- Flink version: 1.20
- Flink API: DataStream API
- Language Java (11)
- Connectors: FileSystem Sink (and DataGen connector)
This example demonstrates how to write Parquet files to S3. See the S3 Parquet Source example to read Parquet files from S3.
The example generates random stock price data using the DataGen connector and writes to S3 as Parquet files with
a bucketing in the format year=yyyy/month=MM/day=dd/hour=HH/ and rotating files on checkpoint.
Note that FileSystem sink commit the writes on checkpoint. For this reason, checkpoint are programmatically enabled when running locally. When running on Managed Flink checkpoints are controlled by the application configuration and enabled by default.
- An S3 bucket for writing data. The application IAM Role must allow writing to the bucket
The application reads the runtime configuration from the Runtime Properties, when running on Amazon Managed Service for Apache Flink,
or, when running locally, from the resources/flink-application-properties-dev.json file located in the resources folder.

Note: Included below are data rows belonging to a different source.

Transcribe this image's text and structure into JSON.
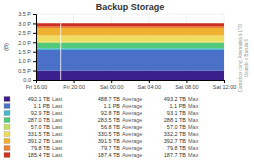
{
  "chart_data": {
    "type": "area",
    "stacked": true,
    "grid": true,
    "title": "Backup Storage",
    "ylabel": "(B)",
    "side_label": [
      "Cartuchos como Alternativa à LTO",
      "Usando o Bacula 6"
    ],
    "xlim": [
      0,
      99
    ],
    "xticks": [
      {
        "value": 0,
        "label": "Fri 16:00"
      },
      {
        "value": 19.8,
        "label": "Fri 20:00"
      },
      {
        "value": 39.6,
        "label": "Sat 00:00"
      },
      {
        "value": 59.4,
        "label": "Sat 04:00"
      },
      {
        "value": 79.2,
        "label": "Sat 08:00"
      },
      {
        "value": 99,
        "label": "Sat 12:00"
      }
    ],
    "ylim": [
      0,
      3.5
    ],
    "yticks": [
      {
        "value": 0.0,
        "label": "0.0"
      },
      {
        "value": 0.5,
        "label": "0.5 P"
      },
      {
        "value": 1.0,
        "label": "1.0 P"
      },
      {
        "value": 1.5,
        "label": "1.5 P"
      },
      {
        "value": 2.0,
        "label": "2.0 P"
      },
      {
        "value": 2.5,
        "label": "2.5 P"
      },
      {
        "value": 3.0,
        "label": "3.0 P"
      },
      {
        "value": 3.5,
        "label": "3.5 P"
      }
    ],
    "spike": {
      "x": 13,
      "color": "#ffffff"
    },
    "legend_columns": [
      "Last",
      "Average",
      "Max"
    ],
    "x": [
      0,
      1,
      2,
      3,
      4,
      5,
      6,
      7,
      8,
      9,
      10,
      11,
      12,
      13,
      14,
      15,
      16,
      17,
      18,
      19,
      20,
      21,
      22,
      23,
      24,
      25,
      26,
      27,
      28,
      29,
      30,
      31,
      32,
      33,
      34,
      35,
      36,
      37,
      38,
      39,
      40,
      41,
      42,
      43,
      44,
      45,
      46,
      47,
      48,
      49,
      50,
      51,
      52,
      53,
      54,
      55,
      56,
      57,
      58,
      59,
      60,
      61,
      62,
      63,
      64,
      65,
      66,
      67,
      68,
      69,
      70,
      71,
      72,
      73,
      74,
      75,
      76,
      77,
      78,
      79,
      80,
      81,
      82,
      83,
      84,
      85,
      86,
      87,
      88,
      89,
      90,
      91,
      92,
      93,
      94,
      95,
      96,
      97,
      98,
      99
    ],
    "series": [
      {
        "color": "#3b1f8c",
        "legend_values": [
          "492.1 TB",
          "488.7 TB",
          "493.2 TB"
        ],
        "values": [
          0.492,
          0.492,
          0.492,
          0.492,
          0.492,
          0.492,
          0.492,
          0.492,
          0.492,
          0.492,
          0.492,
          0.492,
          0.492,
          0.492,
          0.492,
          0.492,
          0.492,
          0.492,
          0.492,
          0.492,
          0.492,
          0.492,
          0.492,
          0.492,
          0.492,
          0.492,
          0.492,
          0.492,
          0.492,
          0.492,
          0.492,
          0.492,
          0.492,
          0.492,
          0.492,
          0.492,
          0.492,
          0.492,
          0.492,
          0.492,
          0.492,
          0.492,
          0.492,
          0.492,
          0.492,
          0.492,
          0.492,
          0.492,
          0.492,
          0.492,
          0.492,
          0.492,
          0.492,
          0.492,
          0.492,
          0.492,
          0.492,
          0.492,
          0.492,
          0.492,
          0.492,
          0.492,
          0.492,
          0.492,
          0.492,
          0.492,
          0.492,
          0.492,
          0.492,
          0.492,
          0.492,
          0.492,
          0.492,
          0.492,
          0.492,
          0.492,
          0.492,
          0.492,
          0.492,
          0.492,
          0.492,
          0.492,
          0.492,
          0.492,
          0.492,
          0.492,
          0.492,
          0.492,
          0.492,
          0.492,
          0.492,
          0.492,
          0.492,
          0.492,
          0.492,
          0.492,
          0.492,
          0.492,
          0.492,
          0.492
        ]
      },
      {
        "color": "#4a70c8",
        "legend_values": [
          "1.1 PB",
          "1.1 PB",
          "1.1 PB"
        ],
        "values": [
          1.1,
          1.1,
          1.1,
          1.1,
          1.1,
          1.1,
          1.1,
          1.1,
          1.1,
          1.1,
          1.1,
          1.1,
          1.1,
          1.1,
          1.1,
          1.1,
          1.1,
          1.1,
          1.1,
          1.1,
          1.1,
          1.1,
          1.1,
          1.1,
          1.1,
          1.1,
          1.1,
          1.1,
          1.1,
          1.1,
          1.1,
          1.1,
          1.1,
          1.1,
          1.1,
          1.1,
          1.1,
          1.1,
          1.1,
          1.1,
          1.1,
          1.1,
          1.1,
          1.1,
          1.1,
          1.1,
          1.1,
          1.1,
          1.1,
          1.1,
          1.1,
          1.1,
          1.1,
          1.1,
          1.1,
          1.1,
          1.1,
          1.1,
          1.1,
          1.1,
          1.1,
          1.1,
          1.1,
          1.1,
          1.1,
          1.1,
          1.1,
          1.1,
          1.1,
          1.1,
          1.1,
          1.1,
          1.1,
          1.1,
          1.1,
          1.1,
          1.1,
          1.1,
          1.1,
          1.1,
          1.1,
          1.1,
          1.1,
          1.1,
          1.1,
          1.1,
          1.1,
          1.1,
          1.1,
          1.1,
          1.1,
          1.1,
          1.1,
          1.1,
          1.1,
          1.1,
          1.1,
          1.1,
          1.1,
          1.1
        ]
      },
      {
        "color": "#48b8d0",
        "legend_values": [
          "92.9 TB",
          "92.8 TB",
          "93.1 TB"
        ],
        "values": [
          0.093,
          0.093,
          0.093,
          0.093,
          0.093,
          0.093,
          0.093,
          0.093,
          0.093,
          0.093,
          0.093,
          0.093,
          0.093,
          0.093,
          0.093,
          0.093,
          0.093,
          0.093,
          0.093,
          0.093,
          0.093,
          0.093,
          0.093,
          0.093,
          0.093,
          0.093,
          0.093,
          0.093,
          0.093,
          0.093,
          0.093,
          0.093,
          0.093,
          0.093,
          0.093,
          0.093,
          0.093,
          0.093,
          0.093,
          0.093,
          0.093,
          0.093,
          0.093,
          0.093,
          0.093,
          0.093,
          0.093,
          0.093,
          0.093,
          0.093,
          0.093,
          0.093,
          0.093,
          0.093,
          0.093,
          0.093,
          0.093,
          0.093,
          0.093,
          0.093,
          0.093,
          0.093,
          0.093,
          0.093,
          0.093,
          0.093,
          0.093,
          0.093,
          0.093,
          0.093,
          0.093,
          0.093,
          0.093,
          0.093,
          0.093,
          0.093,
          0.093,
          0.093,
          0.093,
          0.093,
          0.093,
          0.093,
          0.093,
          0.093,
          0.093,
          0.093,
          0.093,
          0.093,
          0.093,
          0.093,
          0.093,
          0.093,
          0.093,
          0.093,
          0.093,
          0.093,
          0.093,
          0.093,
          0.093,
          0.093
        ]
      },
      {
        "color": "#52c87a",
        "legend_values": [
          "287.0 TB",
          "283.5 TB",
          "288.1 TB"
        ],
        "values": [
          0.287,
          0.287,
          0.287,
          0.287,
          0.287,
          0.287,
          0.287,
          0.287,
          0.287,
          0.287,
          0.287,
          0.287,
          0.287,
          0.287,
          0.287,
          0.287,
          0.287,
          0.287,
          0.287,
          0.287,
          0.287,
          0.287,
          0.287,
          0.287,
          0.287,
          0.287,
          0.287,
          0.287,
          0.287,
          0.287,
          0.287,
          0.287,
          0.287,
          0.287,
          0.287,
          0.287,
          0.287,
          0.287,
          0.287,
          0.287,
          0.287,
          0.287,
          0.287,
          0.287,
          0.287,
          0.287,
          0.287,
          0.287,
          0.287,
          0.287,
          0.287,
          0.287,
          0.287,
          0.287,
          0.287,
          0.287,
          0.287,
          0.287,
          0.287,
          0.287,
          0.287,
          0.287,
          0.287,
          0.287,
          0.287,
          0.287,
          0.287,
          0.287,
          0.287,
          0.287,
          0.287,
          0.287,
          0.287,
          0.287,
          0.287,
          0.287,
          0.287,
          0.287,
          0.287,
          0.287,
          0.287,
          0.287,
          0.287,
          0.287,
          0.287,
          0.287,
          0.287,
          0.287,
          0.287,
          0.287,
          0.287,
          0.287,
          0.287,
          0.287,
          0.287,
          0.287,
          0.287,
          0.287,
          0.287,
          0.287
        ]
      },
      {
        "color": "#c5e060",
        "legend_values": [
          "57.0 TB",
          "56.8 TB",
          "57.0 TB"
        ],
        "values": [
          0.057,
          0.057,
          0.057,
          0.057,
          0.057,
          0.057,
          0.057,
          0.057,
          0.057,
          0.057,
          0.057,
          0.057,
          0.057,
          0.057,
          0.057,
          0.057,
          0.057,
          0.057,
          0.057,
          0.057,
          0.057,
          0.057,
          0.057,
          0.057,
          0.057,
          0.057,
          0.057,
          0.057,
          0.057,
          0.057,
          0.057,
          0.057,
          0.057,
          0.057,
          0.057,
          0.057,
          0.057,
          0.057,
          0.057,
          0.057,
          0.057,
          0.057,
          0.057,
          0.057,
          0.057,
          0.057,
          0.057,
          0.057,
          0.057,
          0.057,
          0.057,
          0.057,
          0.057,
          0.057,
          0.057,
          0.057,
          0.057,
          0.057,
          0.057,
          0.057,
          0.057,
          0.057,
          0.057,
          0.057,
          0.057,
          0.057,
          0.057,
          0.057,
          0.057,
          0.057,
          0.057,
          0.057,
          0.057,
          0.057,
          0.057,
          0.057,
          0.057,
          0.057,
          0.057,
          0.057,
          0.057,
          0.057,
          0.057,
          0.057,
          0.057,
          0.057,
          0.057,
          0.057,
          0.057,
          0.057,
          0.057,
          0.057,
          0.057,
          0.057,
          0.057,
          0.057,
          0.057,
          0.057,
          0.057,
          0.057
        ]
      },
      {
        "color": "#f0dc60",
        "legend_values": [
          "331.5 TB",
          "330.5 TB",
          "332.2 TB"
        ],
        "values": [
          0.332,
          0.332,
          0.332,
          0.332,
          0.332,
          0.332,
          0.332,
          0.332,
          0.332,
          0.332,
          0.332,
          0.332,
          0.332,
          0.332,
          0.332,
          0.332,
          0.332,
          0.332,
          0.332,
          0.332,
          0.332,
          0.332,
          0.332,
          0.332,
          0.332,
          0.332,
          0.332,
          0.332,
          0.332,
          0.332,
          0.332,
          0.332,
          0.332,
          0.332,
          0.332,
          0.332,
          0.332,
          0.332,
          0.332,
          0.332,
          0.332,
          0.332,
          0.332,
          0.332,
          0.332,
          0.332,
          0.332,
          0.332,
          0.332,
          0.332,
          0.332,
          0.332,
          0.332,
          0.332,
          0.332,
          0.332,
          0.332,
          0.332,
          0.332,
          0.332,
          0.332,
          0.332,
          0.332,
          0.332,
          0.332,
          0.332,
          0.332,
          0.332,
          0.332,
          0.332,
          0.332,
          0.332,
          0.332,
          0.332,
          0.332,
          0.332,
          0.332,
          0.332,
          0.332,
          0.332,
          0.332,
          0.332,
          0.332,
          0.332,
          0.332,
          0.332,
          0.332,
          0.332,
          0.332,
          0.332,
          0.332,
          0.332,
          0.332,
          0.332,
          0.332,
          0.332,
          0.332,
          0.332,
          0.332,
          0.332
        ]
      },
      {
        "color": "#f0b030",
        "legend_values": [
          "391.2 TB",
          "391.5 TB",
          "392.7 TB"
        ],
        "values": [
          0.391,
          0.391,
          0.391,
          0.391,
          0.391,
          0.391,
          0.391,
          0.391,
          0.391,
          0.391,
          0.391,
          0.391,
          0.391,
          0.391,
          0.391,
          0.391,
          0.391,
          0.391,
          0.391,
          0.391,
          0.391,
          0.391,
          0.391,
          0.391,
          0.391,
          0.391,
          0.391,
          0.391,
          0.391,
          0.391,
          0.391,
          0.391,
          0.391,
          0.391,
          0.391,
          0.391,
          0.391,
          0.391,
          0.391,
          0.391,
          0.391,
          0.391,
          0.391,
          0.391,
          0.391,
          0.391,
          0.391,
          0.391,
          0.391,
          0.391,
          0.391,
          0.391,
          0.391,
          0.391,
          0.391,
          0.391,
          0.391,
          0.391,
          0.391,
          0.391,
          0.391,
          0.391,
          0.391,
          0.391,
          0.391,
          0.391,
          0.391,
          0.391,
          0.391,
          0.391,
          0.391,
          0.391,
          0.391,
          0.391,
          0.391,
          0.391,
          0.391,
          0.391,
          0.391,
          0.391,
          0.391,
          0.391,
          0.391,
          0.391,
          0.391,
          0.391,
          0.391,
          0.391,
          0.391,
          0.391,
          0.391,
          0.391,
          0.391,
          0.391,
          0.391,
          0.391,
          0.391,
          0.391,
          0.391,
          0.391
        ]
      },
      {
        "color": "#f08030",
        "legend_values": [
          "79.8 TB",
          "79.7 TB",
          "79.8 TB"
        ],
        "values": [
          0.079,
          0.079,
          0.079,
          0.079,
          0.079,
          0.079,
          0.079,
          0.079,
          0.079,
          0.079,
          0.079,
          0.079,
          0.079,
          0.079,
          0.079,
          0.079,
          0.079,
          0.079,
          0.079,
          0.079,
          0.079,
          0.079,
          0.079,
          0.079,
          0.079,
          0.079,
          0.079,
          0.079,
          0.079,
          0.079,
          0.079,
          0.079,
          0.079,
          0.079,
          0.079,
          0.079,
          0.079,
          0.079,
          0.079,
          0.079,
          0.079,
          0.079,
          0.079,
          0.079,
          0.079,
          0.079,
          0.079,
          0.079,
          0.079,
          0.079,
          0.079,
          0.079,
          0.079,
          0.079,
          0.079,
          0.079,
          0.079,
          0.079,
          0.079,
          0.079,
          0.079,
          0.079,
          0.079,
          0.079,
          0.079,
          0.079,
          0.079,
          0.079,
          0.079,
          0.079,
          0.079,
          0.079,
          0.079,
          0.079,
          0.079,
          0.079,
          0.079,
          0.079,
          0.079,
          0.079,
          0.079,
          0.079,
          0.079,
          0.079,
          0.079,
          0.079,
          0.079,
          0.079,
          0.079,
          0.079,
          0.079,
          0.079,
          0.079,
          0.079,
          0.079,
          0.079,
          0.079,
          0.079,
          0.079,
          0.079
        ]
      },
      {
        "color": "#d03020",
        "legend_values": [
          "185.4 TB",
          "187.4 TB",
          "187.7 TB"
        ],
        "values": [
          0.185,
          0.185,
          0.185,
          0.185,
          0.185,
          0.185,
          0.185,
          0.185,
          0.185,
          0.185,
          0.185,
          0.185,
          0.185,
          0.185,
          0.185,
          0.185,
          0.185,
          0.185,
          0.185,
          0.185,
          0.185,
          0.185,
          0.185,
          0.185,
          0.185,
          0.185,
          0.185,
          0.185,
          0.185,
          0.185,
          0.185,
          0.185,
          0.185,
          0.185,
          0.185,
          0.185,
          0.185,
          0.185,
          0.185,
          0.185,
          0.185,
          0.185,
          0.185,
          0.185,
          0.185,
          0.185,
          0.185,
          0.185,
          0.185,
          0.185,
          0.185,
          0.185,
          0.185,
          0.185,
          0.185,
          0.185,
          0.185,
          0.185,
          0.185,
          0.185,
          0.185,
          0.185,
          0.185,
          0.185,
          0.185,
          0.185,
          0.185,
          0.185,
          0.185,
          0.185,
          0.185,
          0.185,
          0.185,
          0.185,
          0.185,
          0.185,
          0.185,
          0.185,
          0.185,
          0.185,
          0.185,
          0.185,
          0.185,
          0.185,
          0.185,
          0.185,
          0.185,
          0.185,
          0.185,
          0.185,
          0.185,
          0.185,
          0.185,
          0.185,
          0.185,
          0.185,
          0.185,
          0.185,
          0.185,
          0.185
        ]
      }
    ]
  }
}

All parameters are case-sensitive.
| Group ID | Key | Description |
|---|---|---|
OutputBucket |
bucket.name |
Name of the destination S3 bucket. |
OutputBucket |
bucket.path |
Base path withing the bucket. |
To configure the application on Managed Service for Apache Flink, set up these parameter in the Runtime properties.
To configure the application for running locally, edit the json file.
You can run this example directly in IntelliJ, without any local Flink cluster or local Flink installation.
See Running examples locally for details.